Nothing Human Is Alien
14th November 2007, 20:27
On women's involvement, leadership, etc., FARC should be mentioned..


What is striking about FARC is the number of women in its ranks, currently about 30% and, according to a senior spokesman, Símon Trinidad, "increasing all the time." Some FARC units are already headed by women commandantes, and most of its road-blocks in the zone are organized by women. ...

Lucero [a female guerrilla] claims there are obvious attractions for women in FARC: they are treated equally, escape the machismo elsewhere in Colombian society and, if they come from poor families, have the chance of an education that would otherwise elude them.
http://www.colombiajournal.org/colombia20.htm

That's older.. this is newer:


"Nowadays 45% of Farc are women, the female role has become increasingly more important for the our organisation."
http://news.bbc.co.uk/2/shared/spl/hi/prog...war/html/12.stm (http://news.bbc.co.uk/2/shared/spl/hi/programmes/this_world/one_day_of_war/html/12.stm)

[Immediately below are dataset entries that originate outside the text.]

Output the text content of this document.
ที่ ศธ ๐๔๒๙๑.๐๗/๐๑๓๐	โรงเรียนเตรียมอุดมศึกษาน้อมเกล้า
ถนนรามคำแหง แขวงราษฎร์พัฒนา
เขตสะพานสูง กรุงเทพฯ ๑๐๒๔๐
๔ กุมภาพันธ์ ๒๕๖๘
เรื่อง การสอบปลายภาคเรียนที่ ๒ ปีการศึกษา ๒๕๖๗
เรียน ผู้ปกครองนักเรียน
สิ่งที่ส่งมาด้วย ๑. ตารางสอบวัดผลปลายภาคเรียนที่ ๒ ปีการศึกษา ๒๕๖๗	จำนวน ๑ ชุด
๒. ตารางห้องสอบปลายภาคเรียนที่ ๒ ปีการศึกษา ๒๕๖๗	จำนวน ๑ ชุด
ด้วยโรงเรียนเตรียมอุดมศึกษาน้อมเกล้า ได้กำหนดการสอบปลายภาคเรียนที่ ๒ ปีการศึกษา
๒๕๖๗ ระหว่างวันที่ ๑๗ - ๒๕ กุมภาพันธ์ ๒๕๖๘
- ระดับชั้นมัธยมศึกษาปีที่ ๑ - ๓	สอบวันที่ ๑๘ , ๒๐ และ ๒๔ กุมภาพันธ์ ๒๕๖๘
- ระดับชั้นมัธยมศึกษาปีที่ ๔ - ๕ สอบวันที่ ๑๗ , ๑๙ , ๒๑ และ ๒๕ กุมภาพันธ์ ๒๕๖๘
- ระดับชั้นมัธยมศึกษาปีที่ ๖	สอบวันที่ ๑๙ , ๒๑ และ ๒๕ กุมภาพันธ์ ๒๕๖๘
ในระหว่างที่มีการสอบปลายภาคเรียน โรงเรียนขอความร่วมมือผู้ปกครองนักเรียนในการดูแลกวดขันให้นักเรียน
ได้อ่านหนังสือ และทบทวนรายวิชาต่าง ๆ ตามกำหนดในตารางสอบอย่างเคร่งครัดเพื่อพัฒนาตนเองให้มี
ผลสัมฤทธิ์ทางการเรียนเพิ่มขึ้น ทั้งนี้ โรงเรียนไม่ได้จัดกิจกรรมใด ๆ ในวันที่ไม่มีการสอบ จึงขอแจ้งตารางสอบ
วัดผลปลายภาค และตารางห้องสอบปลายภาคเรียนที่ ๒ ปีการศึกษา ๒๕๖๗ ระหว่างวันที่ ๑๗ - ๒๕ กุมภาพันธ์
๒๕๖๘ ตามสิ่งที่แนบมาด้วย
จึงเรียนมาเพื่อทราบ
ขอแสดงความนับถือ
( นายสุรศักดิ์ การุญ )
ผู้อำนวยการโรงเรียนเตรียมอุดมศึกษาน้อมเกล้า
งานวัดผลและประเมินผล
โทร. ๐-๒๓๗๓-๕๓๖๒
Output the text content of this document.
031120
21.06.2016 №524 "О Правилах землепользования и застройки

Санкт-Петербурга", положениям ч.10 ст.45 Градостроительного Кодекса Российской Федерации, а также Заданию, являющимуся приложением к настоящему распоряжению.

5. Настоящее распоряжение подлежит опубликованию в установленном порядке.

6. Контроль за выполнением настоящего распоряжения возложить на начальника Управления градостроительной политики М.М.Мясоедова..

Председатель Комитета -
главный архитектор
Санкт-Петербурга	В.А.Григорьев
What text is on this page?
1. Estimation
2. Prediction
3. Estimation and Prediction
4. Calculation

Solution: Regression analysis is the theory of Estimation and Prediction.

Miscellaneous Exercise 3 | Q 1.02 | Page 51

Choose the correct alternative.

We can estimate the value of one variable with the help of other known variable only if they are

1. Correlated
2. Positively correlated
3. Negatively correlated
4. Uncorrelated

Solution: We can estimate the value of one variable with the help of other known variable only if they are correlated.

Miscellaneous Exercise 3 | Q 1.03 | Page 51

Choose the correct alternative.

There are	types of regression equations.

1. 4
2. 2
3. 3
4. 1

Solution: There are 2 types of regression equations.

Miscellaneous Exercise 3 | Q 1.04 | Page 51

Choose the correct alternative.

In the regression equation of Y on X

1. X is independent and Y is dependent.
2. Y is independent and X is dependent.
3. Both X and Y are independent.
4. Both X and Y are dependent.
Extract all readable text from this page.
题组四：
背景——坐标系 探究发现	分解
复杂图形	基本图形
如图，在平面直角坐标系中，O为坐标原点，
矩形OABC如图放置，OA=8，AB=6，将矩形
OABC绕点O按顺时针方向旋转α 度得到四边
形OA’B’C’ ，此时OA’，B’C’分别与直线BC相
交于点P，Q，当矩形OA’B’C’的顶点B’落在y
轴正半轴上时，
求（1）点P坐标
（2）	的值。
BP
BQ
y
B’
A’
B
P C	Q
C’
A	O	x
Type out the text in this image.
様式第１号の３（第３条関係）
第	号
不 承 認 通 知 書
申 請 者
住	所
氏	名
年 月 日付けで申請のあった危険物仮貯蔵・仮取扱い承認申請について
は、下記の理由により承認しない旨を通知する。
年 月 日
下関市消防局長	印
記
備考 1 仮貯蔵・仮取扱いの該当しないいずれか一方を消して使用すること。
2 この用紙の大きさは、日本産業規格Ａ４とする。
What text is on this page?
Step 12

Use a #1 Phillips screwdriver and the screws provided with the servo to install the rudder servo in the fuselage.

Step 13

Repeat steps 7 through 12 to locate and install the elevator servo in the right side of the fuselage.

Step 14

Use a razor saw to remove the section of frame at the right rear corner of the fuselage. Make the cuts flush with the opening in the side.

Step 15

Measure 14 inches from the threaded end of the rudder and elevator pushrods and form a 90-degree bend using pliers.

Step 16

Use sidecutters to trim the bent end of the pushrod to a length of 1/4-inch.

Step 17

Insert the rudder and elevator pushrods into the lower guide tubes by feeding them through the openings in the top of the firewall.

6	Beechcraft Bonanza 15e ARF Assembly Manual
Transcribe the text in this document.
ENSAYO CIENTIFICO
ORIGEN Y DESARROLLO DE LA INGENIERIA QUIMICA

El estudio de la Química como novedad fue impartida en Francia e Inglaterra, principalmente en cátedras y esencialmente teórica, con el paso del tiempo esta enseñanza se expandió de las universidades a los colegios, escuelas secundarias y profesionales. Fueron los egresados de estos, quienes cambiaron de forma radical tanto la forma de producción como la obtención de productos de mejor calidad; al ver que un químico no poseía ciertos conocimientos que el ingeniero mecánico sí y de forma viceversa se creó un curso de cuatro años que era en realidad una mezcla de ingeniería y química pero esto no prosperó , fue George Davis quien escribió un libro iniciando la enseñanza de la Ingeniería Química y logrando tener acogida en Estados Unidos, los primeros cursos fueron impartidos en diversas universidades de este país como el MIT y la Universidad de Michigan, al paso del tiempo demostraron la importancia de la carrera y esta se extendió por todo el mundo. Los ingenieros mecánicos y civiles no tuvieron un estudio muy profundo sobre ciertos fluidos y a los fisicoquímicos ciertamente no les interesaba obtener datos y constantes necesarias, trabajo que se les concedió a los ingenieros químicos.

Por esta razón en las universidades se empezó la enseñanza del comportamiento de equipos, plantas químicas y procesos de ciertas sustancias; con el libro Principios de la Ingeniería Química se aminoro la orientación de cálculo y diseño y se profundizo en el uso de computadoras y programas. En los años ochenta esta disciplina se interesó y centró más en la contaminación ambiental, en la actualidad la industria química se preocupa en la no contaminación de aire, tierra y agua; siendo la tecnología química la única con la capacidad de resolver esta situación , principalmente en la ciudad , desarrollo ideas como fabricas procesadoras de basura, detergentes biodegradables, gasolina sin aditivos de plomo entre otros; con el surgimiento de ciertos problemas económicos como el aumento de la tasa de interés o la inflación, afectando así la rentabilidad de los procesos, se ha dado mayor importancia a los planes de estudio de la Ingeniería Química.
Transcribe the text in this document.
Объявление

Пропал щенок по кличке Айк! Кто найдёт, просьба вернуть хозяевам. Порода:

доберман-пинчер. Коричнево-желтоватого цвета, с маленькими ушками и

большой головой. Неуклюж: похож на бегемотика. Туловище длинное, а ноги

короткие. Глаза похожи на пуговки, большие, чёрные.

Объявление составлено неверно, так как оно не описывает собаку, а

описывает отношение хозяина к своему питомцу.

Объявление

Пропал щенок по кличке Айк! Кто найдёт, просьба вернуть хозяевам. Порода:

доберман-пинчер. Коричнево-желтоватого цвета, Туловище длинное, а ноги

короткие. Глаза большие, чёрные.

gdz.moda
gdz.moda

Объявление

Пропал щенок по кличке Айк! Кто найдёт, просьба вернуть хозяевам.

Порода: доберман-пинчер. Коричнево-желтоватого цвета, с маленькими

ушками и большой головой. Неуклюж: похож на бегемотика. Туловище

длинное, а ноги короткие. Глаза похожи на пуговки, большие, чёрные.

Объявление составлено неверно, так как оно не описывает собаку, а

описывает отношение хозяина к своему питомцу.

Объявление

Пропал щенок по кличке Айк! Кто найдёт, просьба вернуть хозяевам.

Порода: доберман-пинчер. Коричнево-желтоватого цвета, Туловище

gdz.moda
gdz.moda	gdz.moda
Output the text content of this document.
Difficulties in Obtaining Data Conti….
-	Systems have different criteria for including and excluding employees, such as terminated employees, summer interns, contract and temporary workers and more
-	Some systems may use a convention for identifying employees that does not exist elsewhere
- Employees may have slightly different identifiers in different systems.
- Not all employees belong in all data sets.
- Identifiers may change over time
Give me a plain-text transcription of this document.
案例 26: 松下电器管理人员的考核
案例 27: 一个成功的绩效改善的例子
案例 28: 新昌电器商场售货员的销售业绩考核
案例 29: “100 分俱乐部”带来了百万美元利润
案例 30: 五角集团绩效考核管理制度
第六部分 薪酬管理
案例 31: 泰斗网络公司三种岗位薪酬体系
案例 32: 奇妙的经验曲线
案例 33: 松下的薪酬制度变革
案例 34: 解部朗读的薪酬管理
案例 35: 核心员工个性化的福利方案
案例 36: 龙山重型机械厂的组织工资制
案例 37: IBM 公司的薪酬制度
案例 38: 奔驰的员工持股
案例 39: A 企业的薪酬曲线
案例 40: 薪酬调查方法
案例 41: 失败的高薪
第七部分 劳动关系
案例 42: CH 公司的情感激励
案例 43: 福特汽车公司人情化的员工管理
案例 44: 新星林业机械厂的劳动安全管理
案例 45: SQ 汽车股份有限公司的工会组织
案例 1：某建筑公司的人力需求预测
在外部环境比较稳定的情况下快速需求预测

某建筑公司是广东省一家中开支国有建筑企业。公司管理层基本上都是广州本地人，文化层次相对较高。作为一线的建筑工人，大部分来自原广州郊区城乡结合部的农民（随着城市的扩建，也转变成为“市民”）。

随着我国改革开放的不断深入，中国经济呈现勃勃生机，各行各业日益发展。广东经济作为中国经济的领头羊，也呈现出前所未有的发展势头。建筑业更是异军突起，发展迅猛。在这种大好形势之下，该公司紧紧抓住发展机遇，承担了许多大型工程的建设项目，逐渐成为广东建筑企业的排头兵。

Of course it's not perfect; but I want to make it clear that Sendero isn't/wasn't the only guerrilla to take such steps..

blackstone
14th November 2007, 20:47
Not to mention, some guerilla groups have even given children equality by allowing them to join their ranks. Amazing.

Marxist Napoleon
15th November 2007, 02:35
I heard that the Shining Path ruined a wonderful revolutionary opportunity and lost the support of the masses, but I think that's what Wikipedia said. I tend to support revolutionary groups struggling for a socialist Latin American, but we shouldn't blindly trust them because they're revolutionaries. Again, though, I haven't read much into it, so the Shining Path is fine with me. I think Latin America is tired of civil war though, and they'll equate revolution to civil war. Even though the Venezuelan people are using electoral politics, their revolution is advancing splendidly.

YSR
15th November 2007, 03:23
Originally posted by [email protected] 14, 2007 02:47 pm
Not to mention, some guerilla groups have even given children equality by allowing them to join their ranks. Amazing.
I caught the lol there.

Shining Path are anti-peasant. End of story.

RedJacobin
17th November 2007, 17:21
Originally posted by Compañ[email protected] 14, 2007 08:27 pm
On women's involvement, leadership, etc., FARC should be mentioned.. [...] Of course it's not perfect; but I want to make it clear that Sendero isn't/wasn't the only guerrilla to take such steps..
No, the Peruvian movement wasn't the only one to mobilize women. Many nationalist guerrillas have also done so. But there is still a qualitative difference between mobilizing women and having a leadership core that is nearly half women. This qualitative difference was rooted in the ideology of the Peruvian movement on women's emancipation, that saw women's emancipation as key to communist revolution, which was more advanced (on this issue) compared to all other Latin American radical trends. In addition to Carol Andreas, see for example Juan Lazaro's article "Women and Political Violence in Contemporary Peru."

On the sarcastic comment about child soldiers, that is reflective of certain bourgeois-legal prejudices. If children can be exploited in sweatshops, sold into the sex trade, and killed enmass by imperialist and reactionary forces, why can't they fight for liberation? If children can be exploited and oppressed, they can also rebel against exploitation and oppression.

As for the oh-so-insightful one liner "Shining Path are anti-peasant. End of story," that is crude anti-communism at best, a conclusion that is not reached by even the reactionaries who have investigated the movement (which are most of the scholars who have studied and written on them).